Jennifer snorted and disappeared.
Ryan leaned on the table directly in front of Sabrina. “Any hope one of those reasons for choosing me is my hot body?” His eyes twinkled with mischief.
Sabrina knew how to talk the talk. She was a politician’s daughter, after all. “Actually, yes,” she answered. “If you were out of shape and wheezing with every breath you drew, I can’t say I’d be eager to jump out of a plane with you.”
“I got the impression you weren’t so eager to jump out of a plane with anyone.”
“I’m sure a lot of people feel that way right about the time they sign their paperwork,” Sabrina said.
“Only the ones who’re talked into coming by some one else,” he bantered. “But those people don’t normally come alone. They come with a girlfriend, a boyfriend, a pal. That ‘someone’ they are trying to please by pushing themselves. Who are you here to please, Sabrina?”
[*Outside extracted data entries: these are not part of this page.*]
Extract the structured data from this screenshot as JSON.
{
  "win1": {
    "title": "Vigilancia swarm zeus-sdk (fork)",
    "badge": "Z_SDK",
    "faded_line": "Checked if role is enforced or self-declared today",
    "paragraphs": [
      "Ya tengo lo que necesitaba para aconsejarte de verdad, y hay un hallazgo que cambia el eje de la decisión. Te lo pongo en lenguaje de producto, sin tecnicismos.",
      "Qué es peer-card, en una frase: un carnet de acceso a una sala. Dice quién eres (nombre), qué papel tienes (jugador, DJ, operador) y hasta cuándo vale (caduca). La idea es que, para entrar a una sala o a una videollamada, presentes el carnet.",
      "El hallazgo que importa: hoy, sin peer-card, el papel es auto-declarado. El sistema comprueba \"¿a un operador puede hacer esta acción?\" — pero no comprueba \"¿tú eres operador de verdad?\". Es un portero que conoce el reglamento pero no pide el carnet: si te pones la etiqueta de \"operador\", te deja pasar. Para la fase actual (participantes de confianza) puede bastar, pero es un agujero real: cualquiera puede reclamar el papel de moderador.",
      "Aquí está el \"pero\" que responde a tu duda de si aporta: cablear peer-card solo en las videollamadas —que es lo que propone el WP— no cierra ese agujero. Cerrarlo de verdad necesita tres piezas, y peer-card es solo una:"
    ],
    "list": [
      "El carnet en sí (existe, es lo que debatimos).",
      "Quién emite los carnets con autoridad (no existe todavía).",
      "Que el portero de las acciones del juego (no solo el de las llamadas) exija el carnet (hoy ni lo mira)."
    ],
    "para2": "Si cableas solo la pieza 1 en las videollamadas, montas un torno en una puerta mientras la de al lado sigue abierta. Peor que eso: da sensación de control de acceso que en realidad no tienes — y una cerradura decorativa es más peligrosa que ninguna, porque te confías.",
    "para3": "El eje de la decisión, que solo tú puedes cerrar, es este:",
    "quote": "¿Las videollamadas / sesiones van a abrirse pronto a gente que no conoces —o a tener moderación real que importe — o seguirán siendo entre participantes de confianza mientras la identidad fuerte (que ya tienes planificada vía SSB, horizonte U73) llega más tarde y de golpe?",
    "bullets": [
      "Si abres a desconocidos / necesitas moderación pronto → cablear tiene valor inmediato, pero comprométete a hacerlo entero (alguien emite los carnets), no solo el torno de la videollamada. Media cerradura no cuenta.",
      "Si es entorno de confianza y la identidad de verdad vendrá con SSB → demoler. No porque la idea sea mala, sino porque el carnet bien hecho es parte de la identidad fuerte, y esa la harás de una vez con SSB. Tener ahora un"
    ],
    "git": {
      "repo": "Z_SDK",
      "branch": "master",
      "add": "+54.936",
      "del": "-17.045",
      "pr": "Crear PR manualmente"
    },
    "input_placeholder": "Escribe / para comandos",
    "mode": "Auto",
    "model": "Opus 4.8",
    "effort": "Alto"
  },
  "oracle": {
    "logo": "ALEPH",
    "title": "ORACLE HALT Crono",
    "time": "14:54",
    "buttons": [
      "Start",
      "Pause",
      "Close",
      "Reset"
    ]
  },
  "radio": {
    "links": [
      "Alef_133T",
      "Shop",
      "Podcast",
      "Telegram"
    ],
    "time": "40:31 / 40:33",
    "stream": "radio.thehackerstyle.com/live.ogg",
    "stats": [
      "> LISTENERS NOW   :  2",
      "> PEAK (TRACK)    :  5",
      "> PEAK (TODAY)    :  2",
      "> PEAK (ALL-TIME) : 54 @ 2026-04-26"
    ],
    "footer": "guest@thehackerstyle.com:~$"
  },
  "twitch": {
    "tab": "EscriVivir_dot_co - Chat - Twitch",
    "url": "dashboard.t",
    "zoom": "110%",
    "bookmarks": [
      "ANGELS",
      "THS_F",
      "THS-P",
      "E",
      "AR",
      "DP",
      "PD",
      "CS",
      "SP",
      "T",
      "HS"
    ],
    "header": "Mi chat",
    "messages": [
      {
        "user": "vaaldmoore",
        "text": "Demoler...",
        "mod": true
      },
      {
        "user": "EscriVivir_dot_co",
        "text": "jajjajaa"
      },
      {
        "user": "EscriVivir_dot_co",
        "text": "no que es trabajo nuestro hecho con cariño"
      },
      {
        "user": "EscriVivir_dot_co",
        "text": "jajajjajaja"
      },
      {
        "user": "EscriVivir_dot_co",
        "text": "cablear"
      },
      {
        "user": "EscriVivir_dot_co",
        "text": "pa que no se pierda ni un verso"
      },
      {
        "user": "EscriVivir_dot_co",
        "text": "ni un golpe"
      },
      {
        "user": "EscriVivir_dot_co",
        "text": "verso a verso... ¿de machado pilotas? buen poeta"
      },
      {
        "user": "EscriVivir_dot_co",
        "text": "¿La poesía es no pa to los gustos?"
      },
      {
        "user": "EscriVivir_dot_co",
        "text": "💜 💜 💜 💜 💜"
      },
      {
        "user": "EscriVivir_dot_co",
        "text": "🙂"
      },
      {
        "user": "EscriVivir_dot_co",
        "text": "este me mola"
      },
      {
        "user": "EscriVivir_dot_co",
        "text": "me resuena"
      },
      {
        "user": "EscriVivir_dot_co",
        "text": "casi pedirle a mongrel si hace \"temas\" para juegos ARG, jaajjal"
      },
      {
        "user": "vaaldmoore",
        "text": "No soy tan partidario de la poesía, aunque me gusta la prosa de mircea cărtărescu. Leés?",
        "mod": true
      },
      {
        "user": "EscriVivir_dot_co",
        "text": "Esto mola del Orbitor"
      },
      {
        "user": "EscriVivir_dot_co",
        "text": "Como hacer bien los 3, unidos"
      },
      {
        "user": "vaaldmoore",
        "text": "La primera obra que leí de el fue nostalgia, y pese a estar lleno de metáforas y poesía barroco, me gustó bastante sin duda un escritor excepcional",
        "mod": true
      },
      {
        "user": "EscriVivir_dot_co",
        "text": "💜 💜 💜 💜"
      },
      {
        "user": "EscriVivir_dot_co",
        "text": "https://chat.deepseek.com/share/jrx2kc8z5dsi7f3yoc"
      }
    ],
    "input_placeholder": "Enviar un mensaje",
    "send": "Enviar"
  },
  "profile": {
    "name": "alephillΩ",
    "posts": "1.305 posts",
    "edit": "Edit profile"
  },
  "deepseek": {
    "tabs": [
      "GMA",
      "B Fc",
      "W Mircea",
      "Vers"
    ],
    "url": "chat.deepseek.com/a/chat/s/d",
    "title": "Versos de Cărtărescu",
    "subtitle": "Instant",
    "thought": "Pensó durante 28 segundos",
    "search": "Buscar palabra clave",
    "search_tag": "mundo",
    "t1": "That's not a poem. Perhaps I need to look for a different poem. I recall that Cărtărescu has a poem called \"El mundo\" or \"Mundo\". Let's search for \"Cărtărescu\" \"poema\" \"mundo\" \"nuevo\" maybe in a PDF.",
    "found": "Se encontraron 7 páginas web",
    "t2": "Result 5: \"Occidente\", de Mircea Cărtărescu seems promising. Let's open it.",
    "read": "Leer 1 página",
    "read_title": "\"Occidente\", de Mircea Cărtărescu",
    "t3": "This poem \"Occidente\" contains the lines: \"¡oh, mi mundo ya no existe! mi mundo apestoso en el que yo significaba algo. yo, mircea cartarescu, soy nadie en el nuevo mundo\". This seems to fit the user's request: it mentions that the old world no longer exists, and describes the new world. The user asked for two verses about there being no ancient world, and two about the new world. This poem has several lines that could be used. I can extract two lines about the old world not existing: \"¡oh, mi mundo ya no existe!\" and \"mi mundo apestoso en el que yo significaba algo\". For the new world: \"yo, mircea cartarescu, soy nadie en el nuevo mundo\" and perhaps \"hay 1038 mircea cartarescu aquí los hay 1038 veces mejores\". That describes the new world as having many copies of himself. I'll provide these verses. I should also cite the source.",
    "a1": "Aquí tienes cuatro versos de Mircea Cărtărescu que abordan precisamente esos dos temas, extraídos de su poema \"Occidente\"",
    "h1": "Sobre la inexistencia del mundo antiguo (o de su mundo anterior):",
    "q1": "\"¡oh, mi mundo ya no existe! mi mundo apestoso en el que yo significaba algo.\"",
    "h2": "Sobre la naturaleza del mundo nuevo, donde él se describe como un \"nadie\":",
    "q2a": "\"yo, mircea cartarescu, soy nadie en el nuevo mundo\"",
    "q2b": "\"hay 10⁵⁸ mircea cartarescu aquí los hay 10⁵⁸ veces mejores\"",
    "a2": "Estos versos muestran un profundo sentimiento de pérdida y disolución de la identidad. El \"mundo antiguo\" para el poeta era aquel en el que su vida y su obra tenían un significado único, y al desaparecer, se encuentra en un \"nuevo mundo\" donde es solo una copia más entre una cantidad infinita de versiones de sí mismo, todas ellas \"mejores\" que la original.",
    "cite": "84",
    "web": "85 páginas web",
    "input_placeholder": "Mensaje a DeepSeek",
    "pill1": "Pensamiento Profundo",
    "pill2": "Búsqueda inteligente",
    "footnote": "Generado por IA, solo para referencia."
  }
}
Her chin lifted, fingers lacing together in front of her, as they rested on top of the forms. “Myself.” For the first time in a very long time, she added silently.
His eyes narrowed. “By pushing yourself to do something that scares you?”
“More like something I wouldn’t normally do,” she countered, not giving him more than she had to. This was her private journey. He didn’t need to understand it to be a part of it.
“I need more than that if I’m taking you up,” he said, rejecting her evasive answer.
“Why?” she snapped back instantly.
“Because I’m responsible for you up there,” he said quickly, and then hit her with another question. “Are you afraid of heights?”
“No.”
“Flying?”
“No.”
“Falling?”
“No.”
He studied her from under the ridge of his hat. “Dying?”
She considered that a moment. “No. No, I’m not afraid of dying. Once it’s over, it’s over. I think I’m okay with that. And do you ask these questions of everyone you take up for jumps?”
“No,” he said. “But Caleb does.”
“I didn’t ask for Caleb,” she said. “I asked for you.”
“Why?”
Why. She’d walked right into that, but decided quickly she didn’t care. Fine. He needed to know. He could know. Maybe sharing what she felt was a part of letting go of control.